O Ministério Público tem como função acompanhar o exercício correto dos Três Poderes e da própria sociedade, mas ele não tem o direito de ditar normas, ditar caminhos para essa sociedade

Roberto Romano*, O Estado de S.Paulo

19 Setembro 2017 | 05h00

O primeiro ponto que ressalta do discurso de Raquel Dodge, no meu entendimento, é, além de uma atitude corporativista, a ideia de que o Ministério Público tem uma função de tutor da cidadania. Acho isso um erro político fundamental. O Ministério Público não tem esse direito, a Constituição não lhe dá esse direito – nem poderia. Ele tem como função acompanhar o exercício correto dos Três Poderes e da própria sociedade. Mas ele não tem o direito de ditar normas, ditar caminhos para essa sociedade. Isso é usurpação de soberania.

O Ministério Público tem tido essa tentação desde a Constituição de 1988. Foi extremamente bem-vinda a colocação da autonomia do MP diante do Executivo. É um fato alvissareiro, mas a partir desse momento o MP não conheceu limites de sua atuação nesse sentido de caminhar para ser um tutor das causas públicas.

Se você tem um tutor, por que você vai precisar se organizar, amadurecer um projeto, por exemplo? Você vai ter os promotores que vão resolver o problema para você. 

O Ministério Público, muitas vezes, se arroga um poder que não foi conferido pelo voto. O procurador da República Deltan Dallagnol disse recentemente: “Não temos votos, mas temos concurso”. Concurso não é princípio de legitimidade política nenhuma.
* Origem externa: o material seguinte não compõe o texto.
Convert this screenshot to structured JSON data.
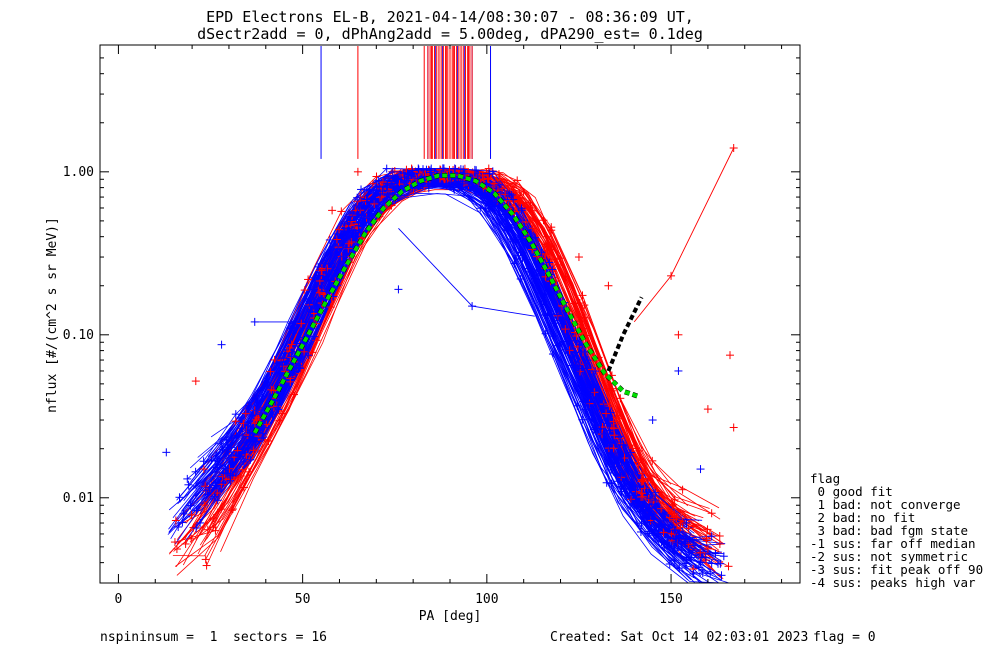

A pessoa pode ser concursada com brilhantismo, mas o concurso não é sinônimo de soberania.

Somente quando os Três Poderes estão operando juntos, numa harmonia tensa, é que o resultado será a soberania. Portanto, o que nós temos notado é que o MP tem ido além dessa harmonia tensa. Ele tem caído na tentação de transformar a sua autonomia numa soberania, nessa tutelagem do cidadão.

O tom do discurso é alvissareiro, é bom, é positivo, mas seria muito importante acompanharmos o que vai ser feito a partir de agora. Nesse caso, quando ela fala de estabilidade, é preciso pensar se ela fala nesse plano da ótica e retórica do governo. A procuradora-geral da República deveria dar uma dimensão de Estado a essa estabilidade. Estado e estabilidade são a mesma coisa. Você mantém a luta social, os interesses do agrupamento humano, por exemplo, dentro dos limites dados pela lei. Esse é o Estado. A crise é nossa, é do Estado, mas não temos que ter salvadores e diretores espirituais.